DNA Tests: Tipping Point In Death Penalty Debate?


The case of Virginia coal miner Roger Keith Coleman, who was executed in 1992 for the 1982 murder of his wife’s sister, is one of a handful of death-penalty cases in which DNA evidence could cast doubt on the guilt of men already executed, the Washington Post reports.

Since DNA fingerprinting revolutionized criminal forensics in the late 1980s with precise identifications, it has freed more than 130 convicts, 12 of whom have walked off death row. In other cases, prosecutors have blocked DNA testing before an execution and fought posthumous tests vigorously.

In the Coleman case, advocates have recently with a senior aide to Virginia Gov. Mark R. Warner, who could order the DNA tested. Last Friday, in the Texas case of Richard Wayne Jones, a judge granted a prosecutor’s motion to stop legal efforts to obtain evidence for testing.

“The most critical reason to test these cases is that you can find the person who really committed the crime,” said Barry Scheck of the Innocence Project at the Benjamin N. Cardozo School of Law, which helps inmates seeking post-conviction DNA testing. “It seems to me the community would have a compelling interest in knowing the truth, and we can learn from the truth.”
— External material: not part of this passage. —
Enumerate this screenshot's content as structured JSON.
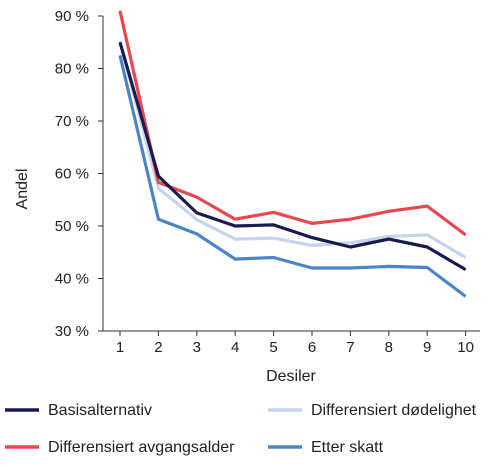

Scheck cites the Florida case of Frank Lee Smith. Smith — black, poor and mentally ill — was convicted of the 1985 rape and murder of an 8-year-old girl. He died of cancer on death row in 2000, waiting for DNA testing that exonerated him 11 months later. The test identified a convicted rapist and murderer as the perpetrator.
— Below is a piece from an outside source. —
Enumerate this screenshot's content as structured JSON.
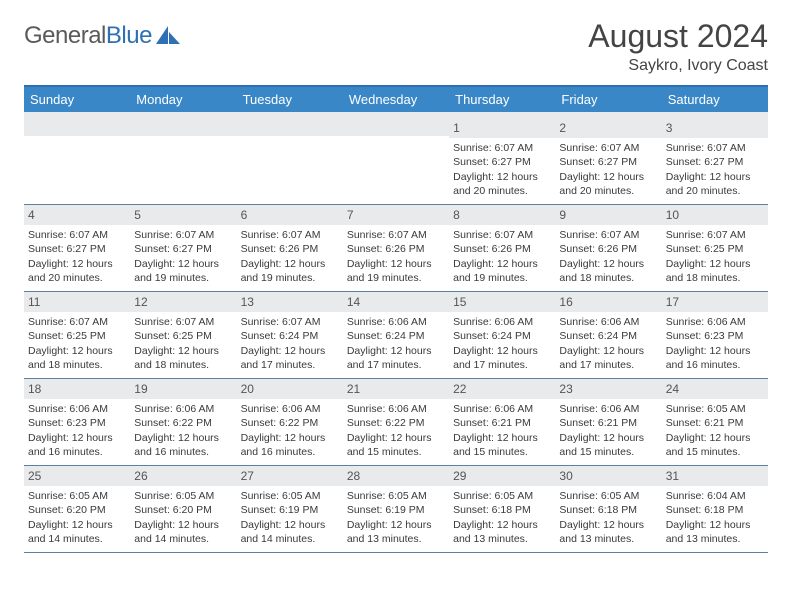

Prosecutors often support post-conviction testing if the results could definitively resolve the issue of guilt or innocence. But many oppose what they see as baseless testing, partly out of concern for the victims’ relatives, who have long waited for closure. “There are circumstances where enough is enough after going through 15 years of appeals,” said Josh Marquis, an Oregon prosecutor who is co-chairman of the capital litigation committee of the National District Attorneys Association. “At some point there has to be finality. They have no disincentive for stopping. . . . In most of these cases, it’s the last-ditch effort, the Hail Mary pass.”
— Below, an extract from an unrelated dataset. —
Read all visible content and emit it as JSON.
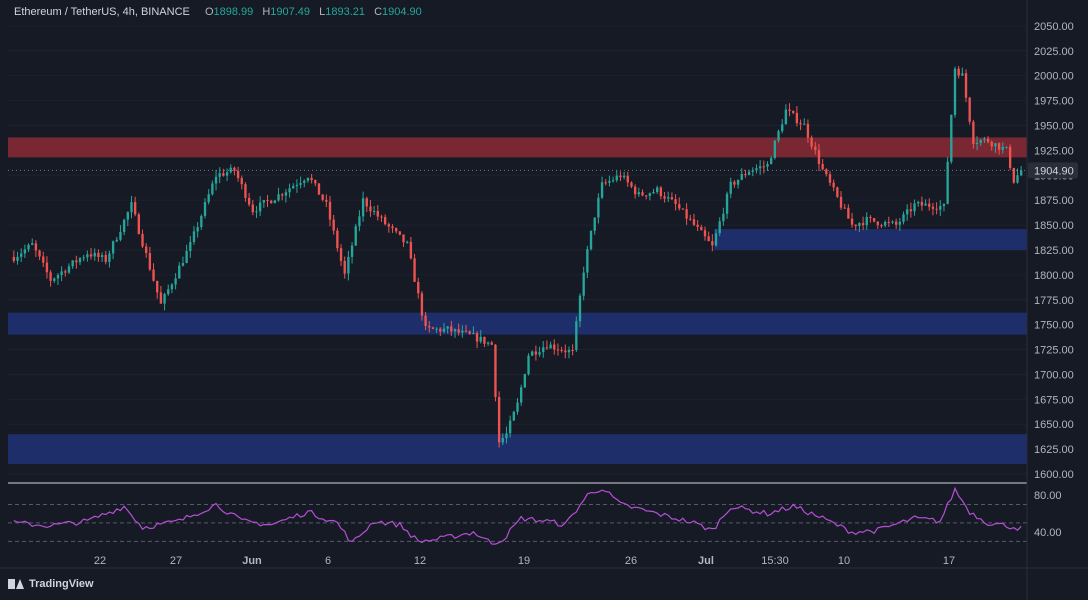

The spate of well-publicized wrongful convictions uncovered by DNA testing has taken its toll on the system. As Attorney General John Ashcroft encourages aggressive pursuit of the death penalty, jurors are showing increasing reluctance to mete it out. A 2001 federal study shows death sentences are down by half since 1994. Proof that an innocent man has been executed could be a tipping point in the debate. “There is no question” that the vindication of an executed man “could have a significant impact on the system,” said Richard Dieter, executive director of the Death Penalty Information Center, an anti-death-penalty education organization. “By putting a human face on a huge mistake, hesitation of the death penalty could turn into opposition — not because people morally perceive it as wrong but because they would see the system is flawed.”

In four cases of executed men examined by The Washington Post, anti-death-penalty advocacy groups, relatives of the executed, lawyers or the media have tried to have samples tested.